Proposed law would bar high-risk sex offenders from voting places

By John P. Kelly, GateHouse News Service
BOSTON —

Their photographs hang in police stations and on Internet sites. Towns restrict where they live. Soon, the state’s most dangerous sex offenders might find rejection elsewhere — at the polls on election day.

A proposed law that would block high-risk sex offenders from voting at polling sites in schools and libraries overcame its first hurdle on Wednesday with an endorsement from lawmakers on the Joint Committee on Election Laws.

But objections are already being raised over the constitutionality of the measure, which would force many of the most dangerous sex offenders to vote by absentee ballot or not at all. The American Civil Liberties Union, the only group to speak out against the bill, argued that it is at odds with the state constitution, which reserves absentee ballots for the physically disabled or out-of-town voters.

The proposal was not prompted by any instance where a sex offender attacked a child at a polling place. But it has taken on new urgency since the alleged rape of a 6-year-old boy in New Bedford’s public library on Jan. 30 by Level 3 sex offender Corey Saunders.

Rep. Demetrius J. Atsalis, a Barnstable Democrat who sponsored the bill, said he was trying to be “proactive instead of reactive.”

He said his goal is to protect against a rapist wandering undetected down a school hallway or into a library bathroom.

Atsalis, the father of three children, pointed out sex offenders are routinely barred from school zones, “yet on election day we allow this.”

“We all know it takes only a matter of seconds for something to happen,” said Atsalis, who sits on the election law committee.

The Massachusetts Sex Offender Registry Board, which classifies and tracks sex offenders, considers the bill a “reasonable restriction” given its aim of improving public safety, spokesman Charles McDonald said.

If passed by the Legislature and signed into law, it would affect only Level 3 sex offenders, the most dangerous classification, reserved for those considered likely to reoffend.

There are 1,544 in the state, but it is unclear how many are registered voters whose precincts are at schools or libraries.

In the region, the number of Level 3 sex offenders varies widely from community to community — from 21 in Quincy and 12 in Randolph to none in Scituate and Hingham.

Atsalis’ proposal initially included Level 2 sex offenders. But constitutional privacy concerns led him to confine it only to the most dangerous offenders, who are subject to stricter reporting rules.

The ACLU claims the bill still violates the state constitution.

Gavi Wolfe, a legislative specialist for the group, testified at Wednesday’s hearing that lawmakers would be overstepping their authority by forcing sex offenders to vote absentee. The Massachusetts constitution specifies only three cases where someone may vote absentee: disabled voters; people who are out of town on Election Day; and voters whose religious belief keep them from the polls.

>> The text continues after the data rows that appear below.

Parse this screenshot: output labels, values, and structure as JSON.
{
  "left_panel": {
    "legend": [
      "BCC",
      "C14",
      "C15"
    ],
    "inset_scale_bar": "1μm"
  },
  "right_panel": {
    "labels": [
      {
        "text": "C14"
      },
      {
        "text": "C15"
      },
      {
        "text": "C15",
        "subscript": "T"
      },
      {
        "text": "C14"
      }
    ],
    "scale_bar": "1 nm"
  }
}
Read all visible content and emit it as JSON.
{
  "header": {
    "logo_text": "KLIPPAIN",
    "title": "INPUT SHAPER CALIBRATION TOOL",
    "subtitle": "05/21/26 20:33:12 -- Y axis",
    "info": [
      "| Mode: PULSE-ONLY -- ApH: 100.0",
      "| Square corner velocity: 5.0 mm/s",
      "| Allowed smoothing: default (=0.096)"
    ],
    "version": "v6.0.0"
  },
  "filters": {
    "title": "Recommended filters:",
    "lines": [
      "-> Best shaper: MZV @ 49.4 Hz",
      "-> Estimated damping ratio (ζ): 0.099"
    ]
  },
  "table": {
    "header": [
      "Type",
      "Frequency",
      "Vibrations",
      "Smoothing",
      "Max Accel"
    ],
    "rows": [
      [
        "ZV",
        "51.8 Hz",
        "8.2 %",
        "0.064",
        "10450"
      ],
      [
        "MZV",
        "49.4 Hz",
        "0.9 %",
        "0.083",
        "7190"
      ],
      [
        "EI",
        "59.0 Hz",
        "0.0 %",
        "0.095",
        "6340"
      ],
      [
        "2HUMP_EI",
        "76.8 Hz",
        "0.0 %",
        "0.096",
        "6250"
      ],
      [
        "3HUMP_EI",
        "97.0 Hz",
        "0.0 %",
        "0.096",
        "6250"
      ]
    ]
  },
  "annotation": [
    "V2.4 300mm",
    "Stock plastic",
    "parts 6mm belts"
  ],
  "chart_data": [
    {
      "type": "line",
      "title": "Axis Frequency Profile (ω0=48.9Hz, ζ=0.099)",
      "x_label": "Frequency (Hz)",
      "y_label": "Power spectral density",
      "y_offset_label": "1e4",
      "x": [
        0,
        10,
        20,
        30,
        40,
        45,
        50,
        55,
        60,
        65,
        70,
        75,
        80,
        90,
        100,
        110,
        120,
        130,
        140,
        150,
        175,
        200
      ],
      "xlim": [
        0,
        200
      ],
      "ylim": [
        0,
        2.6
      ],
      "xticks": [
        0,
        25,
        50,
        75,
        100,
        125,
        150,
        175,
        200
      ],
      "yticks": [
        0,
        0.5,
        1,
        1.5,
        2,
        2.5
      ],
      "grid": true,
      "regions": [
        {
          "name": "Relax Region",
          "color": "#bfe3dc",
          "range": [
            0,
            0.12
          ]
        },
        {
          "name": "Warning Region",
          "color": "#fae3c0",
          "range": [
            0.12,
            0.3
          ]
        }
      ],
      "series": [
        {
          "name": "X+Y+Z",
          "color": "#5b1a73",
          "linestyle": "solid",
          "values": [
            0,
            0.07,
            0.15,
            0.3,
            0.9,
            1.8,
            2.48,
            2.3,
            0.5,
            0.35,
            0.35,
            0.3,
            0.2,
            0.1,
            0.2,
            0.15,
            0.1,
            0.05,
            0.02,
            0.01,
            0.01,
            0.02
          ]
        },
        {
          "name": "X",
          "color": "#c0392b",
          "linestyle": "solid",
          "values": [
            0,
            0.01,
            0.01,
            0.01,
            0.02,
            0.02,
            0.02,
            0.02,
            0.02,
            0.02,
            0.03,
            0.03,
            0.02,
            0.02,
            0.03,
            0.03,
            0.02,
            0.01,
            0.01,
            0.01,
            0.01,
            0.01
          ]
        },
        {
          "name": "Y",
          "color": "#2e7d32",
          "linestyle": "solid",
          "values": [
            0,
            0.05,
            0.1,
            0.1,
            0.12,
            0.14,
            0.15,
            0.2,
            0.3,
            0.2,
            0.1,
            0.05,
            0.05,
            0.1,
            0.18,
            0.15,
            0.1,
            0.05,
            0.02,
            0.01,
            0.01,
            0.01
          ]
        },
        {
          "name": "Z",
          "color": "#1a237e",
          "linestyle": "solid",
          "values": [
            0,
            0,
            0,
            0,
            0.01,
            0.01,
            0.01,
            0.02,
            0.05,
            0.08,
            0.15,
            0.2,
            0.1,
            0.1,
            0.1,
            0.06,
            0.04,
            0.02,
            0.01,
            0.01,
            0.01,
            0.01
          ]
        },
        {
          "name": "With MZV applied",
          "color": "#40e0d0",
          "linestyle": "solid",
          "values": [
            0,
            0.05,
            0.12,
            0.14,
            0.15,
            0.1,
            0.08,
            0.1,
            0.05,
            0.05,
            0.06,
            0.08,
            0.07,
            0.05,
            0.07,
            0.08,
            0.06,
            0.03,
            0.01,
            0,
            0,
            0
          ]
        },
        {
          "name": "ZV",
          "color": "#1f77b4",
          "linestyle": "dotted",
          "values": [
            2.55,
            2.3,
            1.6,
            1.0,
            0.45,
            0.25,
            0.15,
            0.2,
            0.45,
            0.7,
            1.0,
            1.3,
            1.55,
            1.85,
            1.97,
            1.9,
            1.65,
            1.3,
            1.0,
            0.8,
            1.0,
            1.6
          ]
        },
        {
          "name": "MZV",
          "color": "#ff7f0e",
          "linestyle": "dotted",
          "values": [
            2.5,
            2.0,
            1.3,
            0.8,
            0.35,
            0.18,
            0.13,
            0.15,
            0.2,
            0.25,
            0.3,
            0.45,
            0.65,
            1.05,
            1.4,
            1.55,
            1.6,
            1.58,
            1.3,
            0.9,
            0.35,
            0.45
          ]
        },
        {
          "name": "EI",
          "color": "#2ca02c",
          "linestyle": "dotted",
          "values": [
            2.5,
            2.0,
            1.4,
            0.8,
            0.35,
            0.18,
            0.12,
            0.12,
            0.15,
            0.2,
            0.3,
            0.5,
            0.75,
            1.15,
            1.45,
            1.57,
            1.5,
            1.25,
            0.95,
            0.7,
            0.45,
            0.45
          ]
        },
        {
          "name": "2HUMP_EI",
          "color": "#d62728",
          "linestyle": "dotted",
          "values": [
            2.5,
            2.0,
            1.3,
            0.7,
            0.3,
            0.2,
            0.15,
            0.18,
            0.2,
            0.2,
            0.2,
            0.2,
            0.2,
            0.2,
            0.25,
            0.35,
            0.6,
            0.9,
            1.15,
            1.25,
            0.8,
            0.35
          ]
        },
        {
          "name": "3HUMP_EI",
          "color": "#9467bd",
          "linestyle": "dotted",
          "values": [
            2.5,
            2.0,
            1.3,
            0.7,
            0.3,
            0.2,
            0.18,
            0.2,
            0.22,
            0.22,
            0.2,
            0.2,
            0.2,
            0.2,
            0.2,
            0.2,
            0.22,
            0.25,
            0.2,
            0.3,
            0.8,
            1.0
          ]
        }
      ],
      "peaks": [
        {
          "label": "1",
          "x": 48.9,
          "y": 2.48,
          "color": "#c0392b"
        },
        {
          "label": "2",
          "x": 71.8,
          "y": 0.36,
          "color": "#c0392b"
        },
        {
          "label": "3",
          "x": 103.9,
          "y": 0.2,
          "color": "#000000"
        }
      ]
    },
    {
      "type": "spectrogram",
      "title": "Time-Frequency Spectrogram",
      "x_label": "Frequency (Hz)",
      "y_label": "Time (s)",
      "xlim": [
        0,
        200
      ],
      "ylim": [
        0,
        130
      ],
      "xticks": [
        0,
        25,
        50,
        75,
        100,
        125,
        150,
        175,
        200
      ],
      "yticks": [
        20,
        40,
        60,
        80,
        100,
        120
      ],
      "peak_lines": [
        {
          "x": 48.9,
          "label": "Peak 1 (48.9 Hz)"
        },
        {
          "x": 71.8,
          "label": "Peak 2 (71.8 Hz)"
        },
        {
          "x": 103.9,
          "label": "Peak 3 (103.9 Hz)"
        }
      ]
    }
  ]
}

“We’re talking about the right to vote, which is the most sacred act of our democratic process,” Wolfe said. “We should not be in the business of carving that up.”

Illinois enacted a similar restriction last year, though it was targeted only at people convicted of sex crimes against a child. The law, which addressed only polling places at schools, requires cities and towns to establish early voting locations for sex offenders who prefer not to vote absentee. Opponents there questioned why paroled murderers and other violent criminals were not being targeted, if the purpose was heightened public safety.

Avi Green, executive director of the voting rights organization MassVote, gave lukewarm support to Atsalis’ proposal, calling it a “laudable concept.” He pointed out other states have outright voting bans on felons.

“But you could also argue, maybe we should bar them from shopping centers, parks, concerts,” Green said.

Scituate residents vote later this month on a town bylaw that would set up 2,000-foot buffers around schools, day care centers, parks, elderly housing and places of worship. Sex offenders who live within the zones would be given 30 days to move. A similar plan is under consideration in Weymouth.
[Ed: Is it possible that sex offender-voters have now grown so numerous as to pose a challenge to the reelection of those who have persecuted them? Perhaps not quite yet, but barring them from voting booths and thus depriving them of their most basic rights as citizens shows a clear contempt
not just for sex offenders but for participatory democracy.]